Scenario 3: An employee in a major high street café chain explains that they have never inspected a Point of Sale (POS) device for evidence of tampering and has never received security training. However, the other employees in the sample displayed the correct level of awareness, leading the assessor to the conclusion that this employee had ‘slipped the net’ due to unknown circumstances. Future assessments may benefit from a slightly larger sampling to increase the possibility of identifying more instances of this, perhaps even identifying a trend or root cause. To communicate this, the INFI worksheet will provide a report that future assessors will review and use in their planning for future assessments.
The PCI Council stresses that this should be an internal document, between the assessor and the entity/organization. Designed to help an organization better understand its security posture and work toward improvement. Additionally, whilst this has been introduced as a requirement for all assessments conducted against PCI DSS v4.0, it is also encouraged for any assessments, including those completed now against v3.2.1.

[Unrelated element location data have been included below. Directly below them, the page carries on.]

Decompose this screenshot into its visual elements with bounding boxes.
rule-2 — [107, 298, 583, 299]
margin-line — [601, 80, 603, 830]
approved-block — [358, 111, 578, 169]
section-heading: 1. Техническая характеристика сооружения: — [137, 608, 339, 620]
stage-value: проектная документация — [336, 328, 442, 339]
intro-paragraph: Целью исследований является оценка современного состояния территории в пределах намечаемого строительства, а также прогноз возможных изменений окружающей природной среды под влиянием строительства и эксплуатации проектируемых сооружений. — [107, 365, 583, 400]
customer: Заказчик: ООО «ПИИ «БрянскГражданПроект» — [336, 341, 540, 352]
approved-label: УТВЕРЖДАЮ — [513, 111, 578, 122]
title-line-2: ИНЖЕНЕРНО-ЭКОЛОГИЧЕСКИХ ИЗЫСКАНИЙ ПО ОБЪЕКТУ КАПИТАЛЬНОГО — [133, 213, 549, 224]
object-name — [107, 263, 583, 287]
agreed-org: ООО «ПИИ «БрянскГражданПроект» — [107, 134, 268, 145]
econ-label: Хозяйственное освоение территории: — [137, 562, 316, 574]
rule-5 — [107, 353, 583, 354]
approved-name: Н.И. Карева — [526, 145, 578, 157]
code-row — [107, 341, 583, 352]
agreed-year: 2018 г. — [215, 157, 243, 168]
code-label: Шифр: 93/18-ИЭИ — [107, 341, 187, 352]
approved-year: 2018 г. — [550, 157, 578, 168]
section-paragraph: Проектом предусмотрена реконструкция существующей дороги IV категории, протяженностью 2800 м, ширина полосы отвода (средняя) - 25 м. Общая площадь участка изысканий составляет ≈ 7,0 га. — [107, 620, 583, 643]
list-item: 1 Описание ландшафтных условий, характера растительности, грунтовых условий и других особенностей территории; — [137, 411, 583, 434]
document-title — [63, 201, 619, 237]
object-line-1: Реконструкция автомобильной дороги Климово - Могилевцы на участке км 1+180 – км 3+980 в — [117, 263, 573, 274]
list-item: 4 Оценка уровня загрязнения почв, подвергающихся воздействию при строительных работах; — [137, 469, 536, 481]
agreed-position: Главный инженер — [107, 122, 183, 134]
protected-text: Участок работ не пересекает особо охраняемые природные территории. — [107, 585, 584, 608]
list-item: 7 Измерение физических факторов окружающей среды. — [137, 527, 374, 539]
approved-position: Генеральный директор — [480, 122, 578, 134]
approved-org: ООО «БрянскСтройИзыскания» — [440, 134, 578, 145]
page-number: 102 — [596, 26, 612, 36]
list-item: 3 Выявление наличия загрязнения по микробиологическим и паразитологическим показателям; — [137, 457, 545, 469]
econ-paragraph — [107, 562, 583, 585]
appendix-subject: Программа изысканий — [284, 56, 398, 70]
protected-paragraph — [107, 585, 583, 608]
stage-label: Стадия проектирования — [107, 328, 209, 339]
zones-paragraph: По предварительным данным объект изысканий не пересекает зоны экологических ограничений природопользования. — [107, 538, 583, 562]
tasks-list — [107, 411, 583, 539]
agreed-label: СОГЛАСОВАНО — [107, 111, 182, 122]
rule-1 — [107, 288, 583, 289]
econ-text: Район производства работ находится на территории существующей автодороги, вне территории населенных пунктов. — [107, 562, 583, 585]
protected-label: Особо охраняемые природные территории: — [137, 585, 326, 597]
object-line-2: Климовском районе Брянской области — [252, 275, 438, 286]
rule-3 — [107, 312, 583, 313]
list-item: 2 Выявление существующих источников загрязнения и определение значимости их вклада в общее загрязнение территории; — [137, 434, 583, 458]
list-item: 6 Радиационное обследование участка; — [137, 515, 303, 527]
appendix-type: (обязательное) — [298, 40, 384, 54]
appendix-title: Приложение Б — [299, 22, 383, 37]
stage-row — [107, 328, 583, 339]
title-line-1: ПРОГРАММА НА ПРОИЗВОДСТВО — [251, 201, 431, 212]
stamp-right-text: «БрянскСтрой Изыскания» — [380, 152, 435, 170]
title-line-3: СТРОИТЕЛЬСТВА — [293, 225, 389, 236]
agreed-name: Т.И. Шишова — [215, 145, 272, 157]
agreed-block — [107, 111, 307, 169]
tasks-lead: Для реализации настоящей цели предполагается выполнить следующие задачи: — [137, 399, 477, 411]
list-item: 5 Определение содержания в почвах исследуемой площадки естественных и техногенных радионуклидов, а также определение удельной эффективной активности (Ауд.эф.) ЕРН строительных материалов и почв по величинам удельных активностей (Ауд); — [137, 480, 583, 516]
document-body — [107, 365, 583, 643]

QSAs conducting assessments will be required to complete the INFI worksheet for every assessment, even where nothing has been identified. In addition, organizations will be required to countersign the document, which will form part of the assessor’s work papers and be held as evidence with all documentation provided by the organization.
The PCI Council has provided a table delineating the definitions of each heading in the INFI Worksheet. These definitions serve as an invaluable foundation for establishing organizational processes and shaping future operational strategies.
INFI Worksheet Column Heading | Description of Information Required |
Requirement # | PCI DSS Requirement number. |
Issue Identified by | Indicate whether the entity or the assessor identified the need for corrective action. |
Description of Issue | Which aspect(s) of the requirement was noted as needing corrective action? For example, describe which controls or processes were not properly implemented or were not applied to all in-scope system components. Identify the affected components and the period of time that the controls were not implemented. |
Cause of Failure | What caused the failure that resulted in the need for corrective action? For example, describe what caused the control or process to not be properly implemented or to not be applied to all in-scope system components. |
Corrective Action Taken | Describe the corrective action(s) taken by the entity that resulted in the requirement being In Place. For example, which actions were performed by the entity that resulted in the control or process being properly documented and implemented and applied to all in-scope system components. |
Preventative Action Taken | Describe the actions taken by the entity to help prevent the reoccurrence of the failure. For example, which controls/processes the entity documented and implemented to address the cause(s) of the failures and provide assurance that the requirement will continue to be properly implemented and applied to all in-scope system components. |
Source: PCI Security Standards Council
As PCI DSS continues to evolve, tools like INFI become crucial in ensuring organizations stay ahead of the curve, addressing potential weak points before they escalate. Leveraging these tools will ensure not only compliance but also a more robust, secure infrastructure.